Third World campaigner John O’Shea resigns as CEO of charity GOAL


Goal CEO John O’Shea Photo by: SPORTSFILE George Doyle

The man who masterminded over one billion dollars worth of aid from Ireland to the world’s poorest countries is to retire from his role as chief executive of the GOAL charity – after a bitter row.

John O’Shea formally announced his retirement from the body to Dublin’s High Court after a legal battle with the board of the charity he founded.

A former sports journalist with the Evening Press and a renowned athlete, O’Shea used his sporting contacts to build GOAL into one of Ireland’s most successful charities.

His relationship with the board has deteriorated in recent times however, culminating in a court case he took to prevent them removing him his position as CEO.

Now the High Court has heard that agreement has been reached between the two parties on a deal that will see O’Shea retire from his position at the end of August.

Already speculation is mounting that his daughter Lisa, currently employed by GOAL, will apply for the CEO job when it is advertised publicly.

The 68-year-old O’Shea confirmed he is stepping down from the organisation he established in 1977. He may take up a new role as a GOAL ambassador.

O’Shea said: “I wish to express my profound thanks to many thousands of individuals who have helped me in my efforts to alleviate the suffering of some of the poorest people on the planet.”

In a statement GOAL said: “A mutually acceptable arrangement has been agreed between the parties.

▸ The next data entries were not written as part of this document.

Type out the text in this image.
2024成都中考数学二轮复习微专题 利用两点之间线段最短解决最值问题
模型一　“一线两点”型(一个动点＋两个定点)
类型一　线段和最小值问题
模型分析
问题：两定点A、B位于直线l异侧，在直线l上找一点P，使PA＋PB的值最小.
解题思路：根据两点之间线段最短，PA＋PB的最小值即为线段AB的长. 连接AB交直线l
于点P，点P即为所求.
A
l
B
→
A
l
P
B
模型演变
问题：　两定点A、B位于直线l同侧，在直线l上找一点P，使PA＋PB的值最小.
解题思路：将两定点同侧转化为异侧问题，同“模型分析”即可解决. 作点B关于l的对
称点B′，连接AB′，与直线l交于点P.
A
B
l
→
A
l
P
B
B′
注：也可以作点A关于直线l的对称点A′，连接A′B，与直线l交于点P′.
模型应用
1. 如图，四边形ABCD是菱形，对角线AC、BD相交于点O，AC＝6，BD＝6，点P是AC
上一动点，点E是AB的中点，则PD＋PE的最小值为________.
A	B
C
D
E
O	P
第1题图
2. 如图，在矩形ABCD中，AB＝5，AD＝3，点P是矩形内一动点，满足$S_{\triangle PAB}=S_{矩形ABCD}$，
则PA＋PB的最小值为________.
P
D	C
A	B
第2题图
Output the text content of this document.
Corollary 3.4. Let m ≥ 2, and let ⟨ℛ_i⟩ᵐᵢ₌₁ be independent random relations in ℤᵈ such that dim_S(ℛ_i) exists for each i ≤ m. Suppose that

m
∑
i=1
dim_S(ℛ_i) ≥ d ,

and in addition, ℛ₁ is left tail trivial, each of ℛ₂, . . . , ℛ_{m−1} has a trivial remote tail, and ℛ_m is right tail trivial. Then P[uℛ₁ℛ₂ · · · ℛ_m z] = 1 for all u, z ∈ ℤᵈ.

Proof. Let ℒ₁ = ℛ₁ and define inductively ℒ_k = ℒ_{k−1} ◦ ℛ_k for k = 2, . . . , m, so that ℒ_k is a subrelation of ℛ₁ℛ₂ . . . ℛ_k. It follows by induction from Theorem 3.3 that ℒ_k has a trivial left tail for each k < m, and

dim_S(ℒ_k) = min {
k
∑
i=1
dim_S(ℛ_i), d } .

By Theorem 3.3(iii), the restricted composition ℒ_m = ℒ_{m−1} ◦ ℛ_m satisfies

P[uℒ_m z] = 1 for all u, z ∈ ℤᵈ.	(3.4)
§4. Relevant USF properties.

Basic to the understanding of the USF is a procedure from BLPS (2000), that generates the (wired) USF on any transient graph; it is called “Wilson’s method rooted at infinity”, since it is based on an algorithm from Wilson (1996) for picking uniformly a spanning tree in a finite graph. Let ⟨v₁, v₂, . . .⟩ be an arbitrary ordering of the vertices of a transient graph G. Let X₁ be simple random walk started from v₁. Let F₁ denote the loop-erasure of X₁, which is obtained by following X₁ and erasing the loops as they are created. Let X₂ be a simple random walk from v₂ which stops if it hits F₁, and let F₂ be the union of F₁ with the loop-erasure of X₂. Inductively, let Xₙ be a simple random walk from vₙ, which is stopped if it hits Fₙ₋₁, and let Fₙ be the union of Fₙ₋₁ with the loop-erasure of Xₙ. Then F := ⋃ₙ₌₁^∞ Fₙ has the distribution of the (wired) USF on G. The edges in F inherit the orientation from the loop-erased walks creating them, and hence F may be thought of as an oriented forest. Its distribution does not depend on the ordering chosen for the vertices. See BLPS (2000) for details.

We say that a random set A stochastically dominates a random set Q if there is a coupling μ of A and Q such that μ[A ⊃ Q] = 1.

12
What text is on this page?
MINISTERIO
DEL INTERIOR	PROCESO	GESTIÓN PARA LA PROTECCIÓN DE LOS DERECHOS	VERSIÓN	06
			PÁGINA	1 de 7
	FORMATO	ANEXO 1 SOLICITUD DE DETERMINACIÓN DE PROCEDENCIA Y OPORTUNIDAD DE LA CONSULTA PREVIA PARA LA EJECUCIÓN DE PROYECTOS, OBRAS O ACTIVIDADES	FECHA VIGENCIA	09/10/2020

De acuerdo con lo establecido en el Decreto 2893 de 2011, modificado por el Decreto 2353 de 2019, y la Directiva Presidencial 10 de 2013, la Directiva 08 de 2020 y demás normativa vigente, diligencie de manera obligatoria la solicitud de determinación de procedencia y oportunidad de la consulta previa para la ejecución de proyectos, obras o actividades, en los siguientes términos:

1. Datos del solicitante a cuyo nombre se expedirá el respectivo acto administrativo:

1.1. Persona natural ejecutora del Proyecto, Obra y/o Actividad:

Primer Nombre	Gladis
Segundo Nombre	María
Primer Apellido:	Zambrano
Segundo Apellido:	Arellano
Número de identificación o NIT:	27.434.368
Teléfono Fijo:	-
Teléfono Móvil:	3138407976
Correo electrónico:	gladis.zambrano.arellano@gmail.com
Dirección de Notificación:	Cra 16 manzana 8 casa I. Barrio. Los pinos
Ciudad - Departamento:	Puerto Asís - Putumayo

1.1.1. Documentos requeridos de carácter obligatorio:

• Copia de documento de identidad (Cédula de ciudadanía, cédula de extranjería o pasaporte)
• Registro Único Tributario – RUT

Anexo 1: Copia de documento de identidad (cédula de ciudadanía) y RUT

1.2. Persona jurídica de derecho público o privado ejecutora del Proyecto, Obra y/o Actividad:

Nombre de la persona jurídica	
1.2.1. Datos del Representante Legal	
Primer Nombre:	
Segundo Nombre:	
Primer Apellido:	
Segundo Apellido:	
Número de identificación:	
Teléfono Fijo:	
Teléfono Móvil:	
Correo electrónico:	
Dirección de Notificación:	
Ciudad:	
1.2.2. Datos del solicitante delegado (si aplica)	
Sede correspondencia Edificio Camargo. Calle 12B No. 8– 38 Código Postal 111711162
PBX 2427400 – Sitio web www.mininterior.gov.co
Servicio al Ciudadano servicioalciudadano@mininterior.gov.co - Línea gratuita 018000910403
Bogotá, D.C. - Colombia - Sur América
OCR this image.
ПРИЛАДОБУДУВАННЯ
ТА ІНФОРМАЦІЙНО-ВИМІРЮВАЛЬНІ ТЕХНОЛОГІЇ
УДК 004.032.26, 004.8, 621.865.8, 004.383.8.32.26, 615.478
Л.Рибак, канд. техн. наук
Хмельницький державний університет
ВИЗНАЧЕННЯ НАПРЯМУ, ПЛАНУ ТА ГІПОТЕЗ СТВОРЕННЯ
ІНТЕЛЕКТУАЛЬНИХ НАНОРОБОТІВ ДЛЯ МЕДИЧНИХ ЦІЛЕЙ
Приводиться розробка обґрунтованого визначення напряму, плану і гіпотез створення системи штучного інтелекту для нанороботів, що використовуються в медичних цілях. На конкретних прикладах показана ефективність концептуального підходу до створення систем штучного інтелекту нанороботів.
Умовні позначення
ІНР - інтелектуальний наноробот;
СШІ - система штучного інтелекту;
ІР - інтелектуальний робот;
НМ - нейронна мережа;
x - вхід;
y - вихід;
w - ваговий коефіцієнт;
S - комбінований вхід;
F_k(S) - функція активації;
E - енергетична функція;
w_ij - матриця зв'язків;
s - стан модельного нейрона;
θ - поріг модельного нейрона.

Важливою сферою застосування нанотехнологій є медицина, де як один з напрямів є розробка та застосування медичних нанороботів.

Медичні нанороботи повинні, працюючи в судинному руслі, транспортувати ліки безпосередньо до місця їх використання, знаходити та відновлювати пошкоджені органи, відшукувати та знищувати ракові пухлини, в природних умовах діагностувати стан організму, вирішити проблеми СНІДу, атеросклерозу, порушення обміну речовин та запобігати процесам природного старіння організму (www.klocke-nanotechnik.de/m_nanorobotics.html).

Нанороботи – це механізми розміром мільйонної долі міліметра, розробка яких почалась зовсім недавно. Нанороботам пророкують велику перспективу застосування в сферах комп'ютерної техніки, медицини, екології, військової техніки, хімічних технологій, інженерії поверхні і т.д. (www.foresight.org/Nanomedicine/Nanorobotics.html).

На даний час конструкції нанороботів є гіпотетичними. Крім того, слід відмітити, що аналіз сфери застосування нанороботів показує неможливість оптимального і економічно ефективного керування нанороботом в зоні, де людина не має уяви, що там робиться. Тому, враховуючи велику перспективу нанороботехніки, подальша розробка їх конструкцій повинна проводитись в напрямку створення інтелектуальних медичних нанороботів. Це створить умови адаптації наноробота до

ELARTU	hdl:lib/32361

The board would like to pay tribute to Mr O’Shea and his astonishing work and contribution to GOAL.

“We intend to explore opportunities to collaborate with John for the betterment of the organisation, given his vast experience and expertise.”

GOAL’s 2010 accounts show that it received over €16m from the Irish taxpayer despite frequent criticism from O’Shea of the Irish government’s policy in relation to third world poverty.

O’Shea had claimed in the High Court last month that there was a ‘concerted effort’ to remove him from his position.

He had to deny that there was a culture of ‘institutionalised bullying’ at the charity after a number of complaints were made against him by GOAL managers.

All but one board member of GOAL has resigned since last September in a series of internal disputes.